Solved
Contributor
Posts: 31

# Most efficient way to get a bunch of means

Suppose I've a got a dataset with a some "V" variables (V1 - V3) that each can take on values A, B, or C (which I call "Options").  I've also got avariable called "Score" that is numeric. Here is an example of the data:

Data new;

Input V1\$ V2\$ V3\$ Score;

Cards;

A B A 24

C C B 66

B A C 25

C A B 40

;

Run;

I want to compute the average "Score" for all those who have a value of A on V1, a value of B on V1, a value of C on V1, a value of A on V2, a value of B on V2, a value of C on V2, a value of A on V3 a value of B on V3, and a value of C on V3, and I want to save all this information in a single dataset called "Final".

The following code works and gets me the output dataset in the format I want:

%Macro OptionStats;
%Do i = 1 %To 3;
Proc Sort Data=new; By V&i; Run;
Proc Means Data=New Mean Noprint; Var Score;  By V&i;
Output Out=Score_V&i (Drop=_TYPE_ _FREQ_)  Mean()=;
Run;
Data Score_V&i; Set Score_V&i; Rename V&i=Option Score=V&i; Run;
%End;
%Mend;
%OptionStats;

Data Final;  Merge Score_V1 Score_V2 Score_V3;  Run;

My question is whether there is a better, more efficient way to do this.  In the end, I will have a large dataset with hundreds of "V" variables (instead of just 3) and thousands of rows (instead of just 4), and it seems like it will be slow to have it go through an iterative process with a Proc Sort and a Proc Means for each V variable.

Any ideas?

Accepted Solutions
Solution
‎05-31-2013 02:25 PM
Posts: 3,852

## Re: Most efficient way to get a bunch of means

Maybe you should test it.  I think the OP wants 1 ways for many CLASS variables that should not "exceed" the limits maybe.  Otherwise just transpose and do the means by _NAME_ and level.

All Replies
Posts: 3,852

## Re: Most efficient way to get a bunch of means

Maybe this will work.

Data new;
Input V1\$ V2\$ V3\$ Score;
Cards;
A B A 24
C C B 66
B A C 25
C A B 40
;

Run;
proc summary data=new missing chartype;

class v:;
ways 1;

output out=ways1 mean(score)=;
run;
Super User
Posts: 13,583

## Re: Most efficient way to get a bunch of means

With "hundreds" of V variables the combinations will likely exceed the combinations that Proc Summary or means will handle.

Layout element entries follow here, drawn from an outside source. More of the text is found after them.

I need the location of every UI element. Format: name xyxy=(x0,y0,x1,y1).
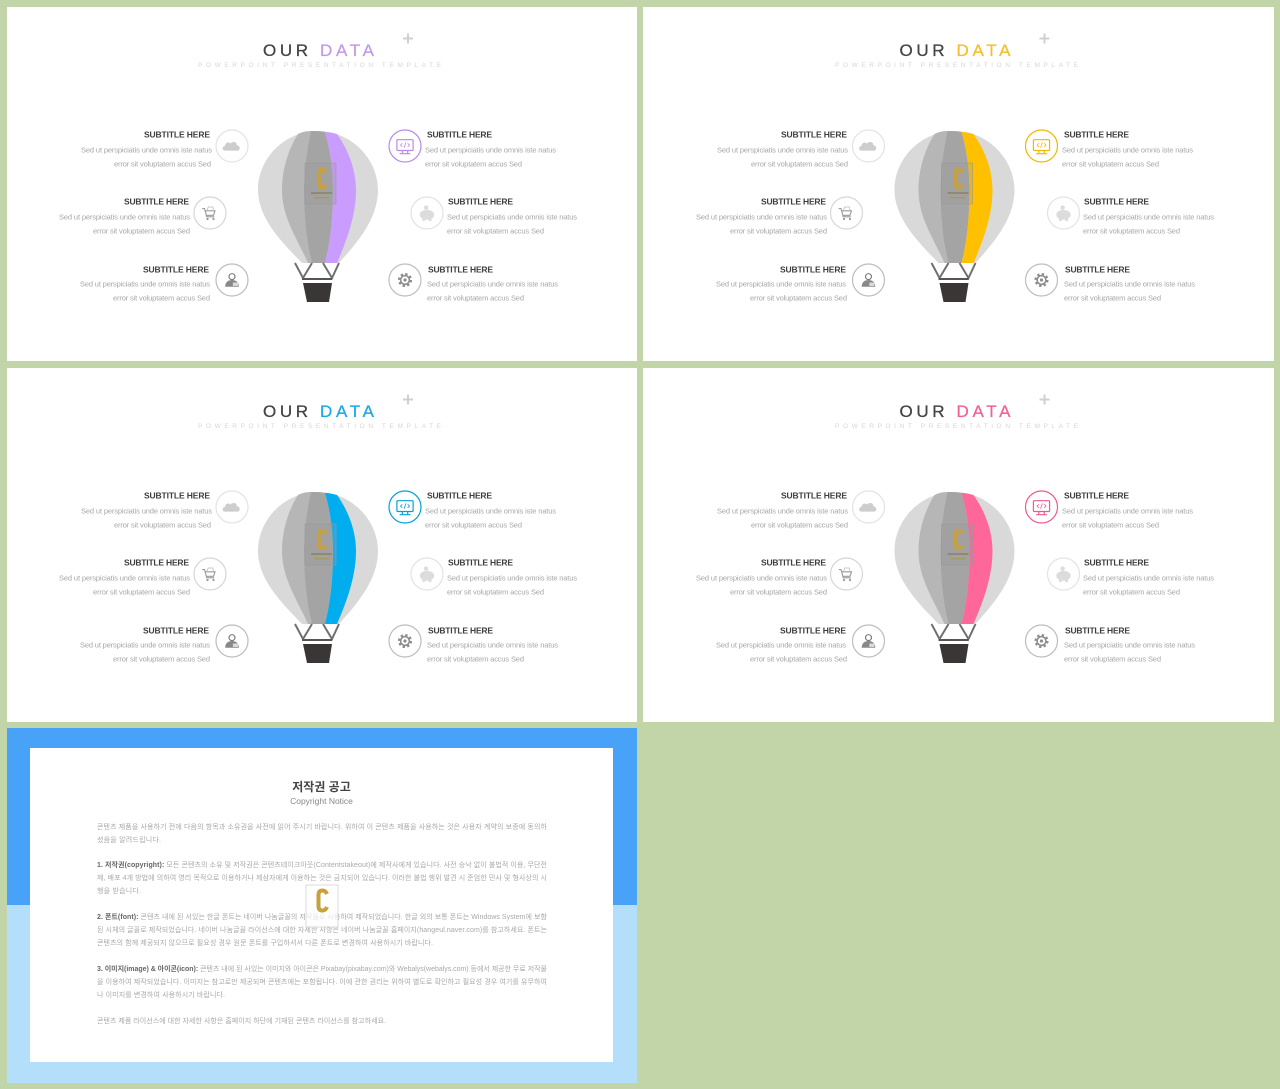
title xyxy=(263,41,375,60)
item: cart: Sed ut perspiciatis unde omnis iste natus xyxy=(696,212,827,222)
item: cloud: error sit voluptatem accus Sed xyxy=(751,160,848,168)
subtitle: POWERPOINT PRESENTATION TEMPLATE xyxy=(198,62,442,69)
item: person: SUBTITLE HERE xyxy=(780,264,846,274)
plus mark xyxy=(403,34,413,44)
notice: font xyxy=(97,912,548,947)
notice: copyright xyxy=(97,860,547,895)
item: cart: error sit voluptatem accus Sed xyxy=(730,588,827,596)
item: gear: error sit voluptatem accus Sed xyxy=(427,654,524,664)
item: cart: error sit voluptatem accus Sed xyxy=(730,226,827,236)
item: gear: error sit voluptatem accus Sed xyxy=(1064,294,1161,302)
balloon xyxy=(894,492,1014,663)
item: person: Sed ut perspiciatis unde omnis iste natus xyxy=(80,280,210,288)
item: person: Sed ut perspiciatis unde omnis iste natus xyxy=(80,640,210,650)
item: gear: Sed ut perspiciatis unde omnis iste natus xyxy=(427,640,558,650)
item: piggy bank xyxy=(411,196,577,236)
item: cloud: Sed ut perspiciatis unde omnis iste natus xyxy=(717,146,848,154)
heading: 저작권 공고 xyxy=(292,779,351,794)
item: gear xyxy=(389,264,558,302)
item: cloud xyxy=(717,129,884,168)
title xyxy=(900,41,1011,60)
item: gear xyxy=(1026,625,1195,664)
item: person: error sit voluptatem accus Sed xyxy=(113,654,210,664)
plus mark xyxy=(1040,394,1050,404)
item: person: SUBTITLE HERE xyxy=(143,625,209,635)
panel: purple slide xyxy=(7,7,637,361)
notice: license: 콘텐츠 제품 라이선스에 대한 자세한 사항은 홈페이지 하단에 기재된 콘텐츠 라이선스를 참고하세요. xyxy=(97,1016,386,1025)
item: gear xyxy=(389,625,558,664)
item: gear: SUBTITLE HERE xyxy=(428,264,493,274)
item: piggy bank xyxy=(1048,196,1214,236)
title: OUR xyxy=(263,402,308,421)
item: gear: SUBTITLE HERE xyxy=(428,625,493,635)
item: monitor xyxy=(1026,129,1193,168)
item: monitor xyxy=(1026,490,1193,530)
item: person: Sed ut perspiciatis unde omnis iste natus xyxy=(716,640,846,650)
item: monitor: error sit voluptatem accus Sed xyxy=(1062,160,1159,168)
item: cloud: error sit voluptatem accus Sed xyxy=(114,520,211,530)
notice: copyright: 1. 저작권(copyright): 모든 콘텐츠의 소유 및 저작권은 콘텐츠테이크아웃(Contentstakeout)에 제작사에게 있습니다. 사전 승낙 없이 불법적 이용, 무단전 xyxy=(97,860,547,869)
title: OUR xyxy=(263,41,308,60)
item: cloud: SUBTITLE HERE xyxy=(144,129,210,139)
notice: intro: 셨음을 알려드립니다. xyxy=(97,835,161,844)
item: monitor: Sed ut perspiciatis unde omnis iste natus xyxy=(1062,146,1193,154)
item: gear: error sit voluptatem accus Sed xyxy=(1064,654,1161,664)
item: person xyxy=(716,264,884,302)
subtitle: POWERPOINT PRESENTATION TEMPLATE xyxy=(198,423,442,430)
item: cart xyxy=(696,196,862,236)
item: person xyxy=(716,625,884,664)
item: piggy bank: error sit voluptatem accus Sed xyxy=(447,226,544,236)
item: piggy bank: Sed ut perspiciatis unde omnis iste natus xyxy=(1083,574,1214,582)
item: monitor: SUBTITLE HERE xyxy=(1064,490,1129,500)
title xyxy=(900,402,1011,421)
item: cloud: error sit voluptatem accus Sed xyxy=(751,520,848,530)
panel: yellow slide xyxy=(643,7,1274,361)
item: piggy bank: SUBTITLE HERE xyxy=(448,196,513,206)
notice: intro xyxy=(97,822,548,844)
item: monitor xyxy=(389,129,556,168)
item: monitor: Sed ut perspiciatis unde omnis iste natus xyxy=(425,506,556,516)
item: piggy bank xyxy=(411,557,577,596)
balloon xyxy=(258,492,378,663)
notice: font: 콘텐츠의 함께 제공되지 않으므로 필요성 경우 원문 폰트를 구입하셔서 다른 폰트로 변경하여 사용하시기 바랍니다. xyxy=(97,938,433,947)
notice: image and icon: 을 이용하여 제작되었습니다. 이미지는 참고로만 제공되며 콘텐츠에는 포함됩니다. 이에 관한 권리는 위하여 별도로 확인하고 필요성 경우 여기를 유무하여 xyxy=(97,977,547,986)
notice: intro: 콘텐츠 제품을 사용하기 전에 다음의 항목과 소유권을 사전에 읽어 주시기 바랍니다. 위하여 이 콘텐츠 제품을 사용하는 것은 사용자 계약의 보증에 동의하 xyxy=(97,822,548,831)
item: cart xyxy=(59,196,226,236)
notice: copyright: 제, 배포 4개 방법에 의하여 영리 목적으로 이용하거나 제삼자에게 이용하는 것은 금지되어 있습니다. 이러한 불법 행위 발견 시 준엄한 민사 및 형사상의 시 xyxy=(97,873,547,882)
item: cloud xyxy=(717,490,884,530)
item: person xyxy=(80,264,248,302)
subheading: Copyright Notice xyxy=(290,796,353,806)
item: monitor xyxy=(389,490,556,530)
item: person: Sed ut perspiciatis unde omnis iste natus xyxy=(716,280,846,288)
plus mark xyxy=(1040,34,1050,44)
item: piggy bank xyxy=(1048,557,1214,596)
item: cloud xyxy=(81,129,248,168)
title: DATA xyxy=(956,41,1011,60)
subtitle: POWERPOINT PRESENTATION TEMPLATE xyxy=(835,423,1079,430)
balloon xyxy=(894,131,1014,302)
title: DATA xyxy=(956,402,1011,421)
item: cloud: error sit voluptatem accus Sed xyxy=(114,160,211,168)
item: cart: error sit voluptatem accus Sed xyxy=(93,588,190,596)
panel: copyright notice xyxy=(7,728,637,1083)
item: cart: Sed ut perspiciatis unde omnis iste natus xyxy=(696,574,827,582)
item: person: error sit voluptatem accus Sed xyxy=(113,294,210,302)
balloon xyxy=(258,131,378,302)
item: cloud: Sed ut perspiciatis unde omnis iste natus xyxy=(81,146,212,154)
item: gear: SUBTITLE HERE xyxy=(1065,264,1130,274)
notice: image and icon xyxy=(97,964,548,999)
item: monitor: error sit voluptatem accus Sed xyxy=(425,160,522,168)
item: cloud: Sed ut perspiciatis unde omnis iste natus xyxy=(717,506,848,516)
item: piggy bank: error sit voluptatem accus Sed xyxy=(1083,226,1180,236)
logo watermark xyxy=(306,885,338,927)
plus mark xyxy=(403,394,413,404)
item: piggy bank: SUBTITLE HERE xyxy=(448,557,513,567)
item: piggy bank: error sit voluptatem accus Sed xyxy=(1083,588,1180,596)
item: gear: Sed ut perspiciatis unde omnis iste natus xyxy=(1064,280,1195,288)
item: cart: Sed ut perspiciatis unde omnis iste natus xyxy=(59,574,190,582)
item: monitor: SUBTITLE HERE xyxy=(1064,129,1129,139)
panel: blue slide xyxy=(7,368,637,722)
item: person: SUBTITLE HERE xyxy=(143,264,209,274)
notice: font: 된 시체의 글꼴로 제작되었습니다. 네이버 나눔글꼴 라이선스에 대한 자세한 사항은 네이버 나눔글꼴 홈페이지(hangeul.naver.com)를 참고하세요. 폰트는 xyxy=(97,925,548,934)
item: monitor: error sit voluptatem accus Sed xyxy=(1062,520,1159,530)
title: OUR xyxy=(900,402,944,421)
item: monitor: Sed ut perspiciatis unde omnis iste natus xyxy=(1062,506,1193,516)
item: piggy bank: error sit voluptatem accus Sed xyxy=(447,588,544,596)
item: person: SUBTITLE HERE xyxy=(780,625,846,635)
item: monitor: SUBTITLE HERE xyxy=(427,129,492,139)
item: person xyxy=(80,625,248,664)
item: gear xyxy=(1026,264,1195,302)
title xyxy=(263,402,375,421)
item: cart xyxy=(59,557,226,596)
item: gear: SUBTITLE HERE xyxy=(1065,625,1130,635)
title: DATA xyxy=(320,41,375,60)
item: monitor: Sed ut perspiciatis unde omnis iste natus xyxy=(425,146,556,154)
item: gear: Sed ut perspiciatis unde omnis iste natus xyxy=(427,280,558,288)
item: gear: Sed ut perspiciatis unde omnis iste natus xyxy=(1064,640,1195,650)
notice: copyright: 행을 받습니다. xyxy=(97,886,141,895)
item: gear: error sit voluptatem accus Sed xyxy=(427,294,524,302)
notice: image and icon: 나 이미지를 변경하여 사용하시기 바랍니다. xyxy=(97,990,225,999)
item: cart: SUBTITLE HERE xyxy=(124,196,189,206)
item: monitor: error sit voluptatem accus Sed xyxy=(425,520,522,530)
item: cart xyxy=(696,557,862,596)
item: piggy bank: Sed ut perspiciatis unde omnis iste natus xyxy=(447,574,577,582)
item: cloud: SUBTITLE HERE xyxy=(144,490,210,500)
item: person: error sit voluptatem accus Sed xyxy=(750,294,847,302)
item: cart: error sit voluptatem accus Sed xyxy=(93,226,190,236)
item: piggy bank: Sed ut perspiciatis unde omnis iste natus xyxy=(1083,212,1214,222)
item: person: error sit voluptatem accus Sed xyxy=(750,654,847,664)
item: monitor: SUBTITLE HERE xyxy=(427,490,492,500)
item: cloud: Sed ut perspiciatis unde omnis iste natus xyxy=(81,506,212,516)
item: piggy bank: SUBTITLE HERE xyxy=(1084,557,1149,567)
item: cloud: SUBTITLE HERE xyxy=(781,490,847,500)
panel: pink slide xyxy=(643,368,1274,722)
item: piggy bank: Sed ut perspiciatis unde omnis iste natus xyxy=(447,212,577,222)
subtitle: POWERPOINT PRESENTATION TEMPLATE xyxy=(835,62,1079,69)
item: cart: SUBTITLE HERE xyxy=(761,557,826,567)
item: cloud: SUBTITLE HERE xyxy=(781,129,847,139)
title: DATA xyxy=(320,402,375,421)
item: cart: SUBTITLE HERE xyxy=(124,557,189,567)
item: cart: SUBTITLE HERE xyxy=(761,196,826,206)
item: piggy bank: SUBTITLE HERE xyxy=(1084,196,1149,206)
notice: image and icon: 3. 이미지(image) & 아이콘(icon): 콘텐츠 내에 된 사있는 이미지와 아이콘은 Pixabay(pixabay.com)와 Webalys(webalys.com) 등에서 제공한 무료 저작물 xyxy=(97,964,548,973)
item: cart: Sed ut perspiciatis unde omnis iste natus xyxy=(59,212,190,222)
title: OUR xyxy=(900,41,944,60)
notice: font: 2. 폰트(font): 콘텐츠 내에 된 서있는 한글 폰트는 네이버 나눔글꼴의 저작물로 사용하여 제작되었습니다. 한글 외의 보통 폰트는 Windows System에 보함 xyxy=(97,912,548,921)
item: cloud xyxy=(81,490,248,530)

You may want to examine the CLASSDATA= procedure option to identify the the combinations of V variables that you want output. It may still take a couple of passes through the data depending on the numbers of combinations you request but you would only need to change the Classdata data set and output set.

Solution
‎05-31-2013 02:25 PM
Posts: 3,852

## Re: Most efficient way to get a bunch of means

Maybe you should test it.  I think the OP wants 1 ways for many CLASS variables that should not "exceed" the limits maybe.  Otherwise just transpose and do the means by _NAME_ and level.

Contributor
Posts: 31

## Re: Most efficient way to get a bunch of means

Thanks to you both for your helpful suggestions.  As it turns out, the data comes out of the query in a different format (untransposed), then it is transposed into the format described in my question above for some other additional analyses.  So it made by far the most sense to simply do the Proc means by _NAME_ and level as a separate step before the data was transposed the first time.